Ernie Bigush used to spit a lot more than he talked
when we were a gang--the Falcons--
with tough Porky as our fierce leader. His side kicks—
Ernie B., Sharkey, Kranns, Buttface?
Where’d they wind up?

I last saw Porky working at a gas station
when my Dad filled up to take me to college.
Porky grunted goodbye noting, it seemed,
the separation between his life and mine.
 
At our senior Homecoming football game, drunk as life,
you rose up, took off your helmets,
pounded the other team’s line until the refs stopped
the offense, threw you all out of the game.

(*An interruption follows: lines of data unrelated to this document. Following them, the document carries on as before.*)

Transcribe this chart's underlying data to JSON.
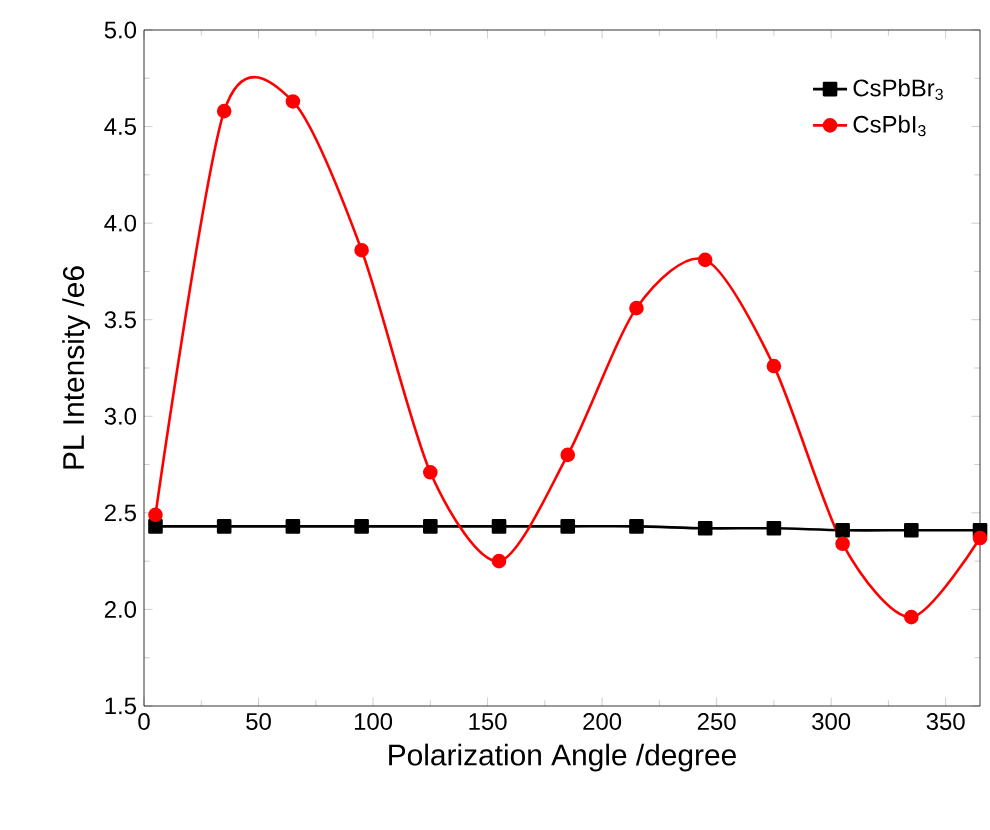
{
  "chart_data": {
    "type": "line",
    "xlabel": "Polarization Angle /degree",
    "ylabel": "PL Intensity /e6",
    "x": [
      5,
      35,
      65,
      95,
      125,
      155,
      185,
      215,
      245,
      275,
      305,
      335,
      365
    ],
    "series": [
      {
        "name": "CsPbBr$_{3}$",
        "color": "#000000",
        "marker": "square",
        "values": [
          2.43,
          2.43,
          2.43,
          2.43,
          2.43,
          2.43,
          2.43,
          2.43,
          2.42,
          2.42,
          2.41,
          2.41,
          2.41
        ]
      },
      {
        "name": "CsPbI$_{3}$",
        "color": "#ff0000",
        "marker": "circle",
        "values": [
          2.49,
          4.58,
          4.63,
          3.86,
          2.71,
          2.25,
          2.8,
          3.56,
          3.81,
          3.26,
          2.34,
          1.96,
          2.37
        ]
      }
    ],
    "xlim": [
      0,
      365
    ],
    "ylim": [
      1.5,
      5.0
    ],
    "xticks": [
      0,
      50,
      100,
      150,
      200,
      250,
      300,
      350
    ],
    "yticks": [
      {
        "value": 1.5,
        "label": "1.5"
      },
      {
        "value": 2.0,
        "label": "2.0"
      },
      {
        "value": 2.5,
        "label": "2.5"
      },
      {
        "value": 3.0,
        "label": "3.0"
      },
      {
        "value": 3.5,
        "label": "3.5"
      },
      {
        "value": 4.0,
        "label": "4.0"
      },
      {
        "value": 4.5,
        "label": "4.5"
      },
      {
        "value": 5.0,
        "label": "5.0"
      }
    ],
    "legend": "top right",
    "grid": false
  }
}
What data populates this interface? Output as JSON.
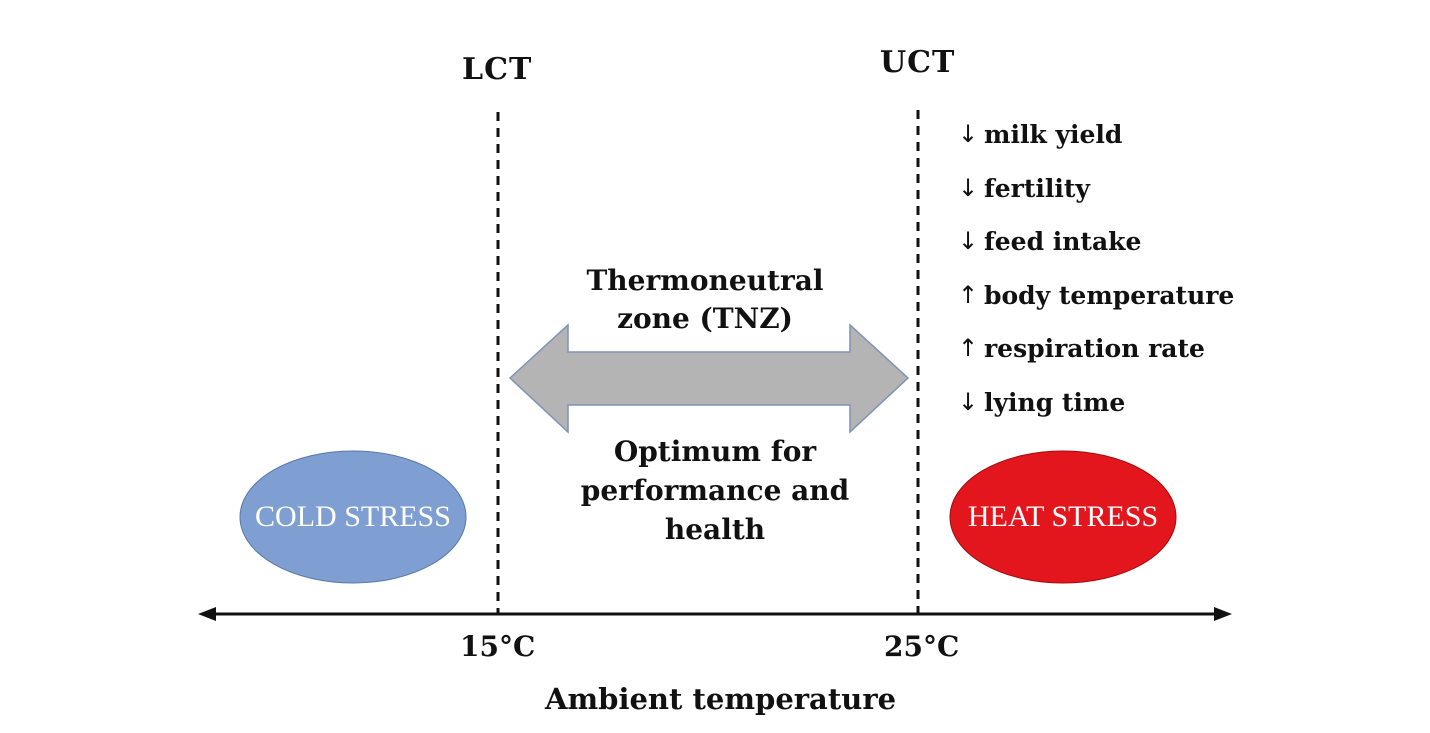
{
  "thresholds": {
    "lower": "LCT",
    "upper": "UCT"
  },
  "axis": {
    "title": "Ambient temperature",
    "ticks": [
      "15°C",
      "25°C"
    ]
  },
  "zone": {
    "title": "Thermoneutral zone (TNZ)",
    "description": "Optimum for performance and health"
  },
  "stress": {
    "cold": "COLD STRESS",
    "heat": "HEAT STRESS"
  },
  "effects": [
    {
      "direction": "↓",
      "text": "milk yield"
    },
    {
      "direction": "↓",
      "text": "fertility"
    },
    {
      "direction": "↓",
      "text": "feed intake"
    },
    {
      "direction": "↑",
      "text": "body temperature"
    },
    {
      "direction": "↑",
      "text": "respiration rate"
    },
    {
      "direction": "↓",
      "text": "lying time"
    }
  ],
  "colors": {
    "cold": "#7f9fd2",
    "heat": "#e4161d",
    "arrow_fill": "#b4b4b4",
    "arrow_stroke": "#7f92b8"
  }
}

Wrecked the annual student tomato fields fight
near Hays High School, a ritual turned into wanton mayhem
when the crowd smashed that fruit on neighbors' cars.

And you guys forced young Bonic to join
in a liquor store robbery, tossing him his share
of cash and booze, even when he started crying,
squeezed between Bigush and Kranns in the back seat.

But youse went to jail and Bonic didn’t
so my good-bye to Porky from Dad's car was more
a sigh of sadness than any single fond memory I ever kept.